Tuesday, August 23, 2011

Life {stay at home mom}

I love being a stay at home mom. I love the opportunity I have been provided to stay home and raise our child. There is no greater joy I could imagine then raising LB in the Lord and to be a man after His heart.
Lately though, my heart has been saddened seeing other SAHM lament about how they don't feel like they are using their brain. I have also heard this from random people who feel the need to give an opinion on my choice to stay home and raise our kids. It saddens me that people think in order to use your brain you must work outside the home. 
That is simple untrue. Yes, my day filled with lots of dirty diapers and household chores. But it is also full of so much more. I get to teach LB about life. I get to be the first one to experience new things with him. I get to tell him what something is for the first time and see pure joy swipe across his face when he figures out how to stack blocks for the first time or he figures out how to say a new word.
I am seeing that satan has twisted the world into thinking that being a stay at home mom is bad. That you are not a modern woman if your work is inside the home. That sickens me. It is a choice. I am not saying that if you work outside the home that you are buying into a lie but I am saying that if you are a SAHM and you feel you are doing nothing then you are listening to a lie. You are believing that you are insignificant. And that is so far from the truth. You are raising your child to be the best person they can be and are laying the foundation for a lifetime of learning. That is a huge job. A job that requires daily surrender to the Lord. A job that requires you to think outside the box when you are teaching your child a new skill. A job that requires seeing life from a whole different perspective so that your child may learn about this huge world.
Are there times I miss working? Yes. I miss my job in the heart of DC where I ran an after school program for at risk children and in the same area ran a teen pregnancy program. I miss providing those kids and teenage moms an opportunity they may never have had. An opportunity to learn so that they won't end up in the same situation their parent(s) are in. BUT I know my work raising LB is so much more significant. I know that me being home right now with him is giving him the head-start that many of these children in DC didn't have.
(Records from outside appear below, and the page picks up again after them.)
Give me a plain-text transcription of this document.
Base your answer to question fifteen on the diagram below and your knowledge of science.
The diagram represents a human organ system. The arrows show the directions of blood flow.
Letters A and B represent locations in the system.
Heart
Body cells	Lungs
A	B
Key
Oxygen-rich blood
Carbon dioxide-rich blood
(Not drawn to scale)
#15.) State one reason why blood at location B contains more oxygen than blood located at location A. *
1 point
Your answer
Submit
I know that I am exchanging a paycheck and a "cushier" life for something that will far outlive us, the opportunity to teach LB about our Father in heaven. 
So daily I surrender my need to feel "significant" in this world for a significance that is everlasting. I am proud to be a stay at home mom. I am excited to see what these next few precious years will bring. What opportunities the Lord will provide for me to teach LB and watch LB grow into a child of the Lord. 
So please if you feel what your doing is insignificant know that is a lie from satan. His goal is to destroy. Pray that God will give you fresh eyes today so that you may do the Lord's work with joy. (whether that work is in the home or outside). 
Now time to get this handsome boy up from nap

8 comments:

  1. well said. as always. I know I feel like that at times, but I know what I am doing is important and as my hubby tells me I have the most IMPORTANT job of the two of us.

    ReplyDelete
  2. Great post! I never had any idea how much work it was to stay at home until I had Celia. I wish that EVERYONE knew just how much work it is, and how important a job it is. It's also the most challenging job I've ever had, and we're not guaranteed lunch breaks or vacation time either :)

    ReplyDelete
  3. Speak it sister! It's a big deal to be a Mama. It's a special gift!

    ReplyDelete
  4. This is an awesome post and so timely for me. I've been bombarded by so many people, why I don't work outside my home...I totally agree with you, there is NOTHING better than being a SAHM. I wouldn't change it for anything else in the world!
    Thank-you for the lovely post!

    ReplyDelete
  5. Amen! My Sister gave me a book (that I have yet to read) that looks like it will be GOOD...and is along the same lines. http://www.amazon.com/Passionate-Housewives-Desperate-Jennie-Chancey/dp/1934554154/ref=sr_1_1?s=books&ie=UTF8&qid=1314152382&sr=1-1 Maybe we could get an online book-club started? :)

    ReplyDelete
  6. Love this. I completely agree (even though I'm not a mom yet). It's a tough decision either way but it's still a job to raise your children. You just get paid in other ways. :)

    I liked the part where you said, "if you feel what your doing is insignificant" thing. Even in my job now it's sometimes hard not to feel that way. Thanks for this post!

    ReplyDelete
  7. That was really good. Something I needed to hear. Thanks!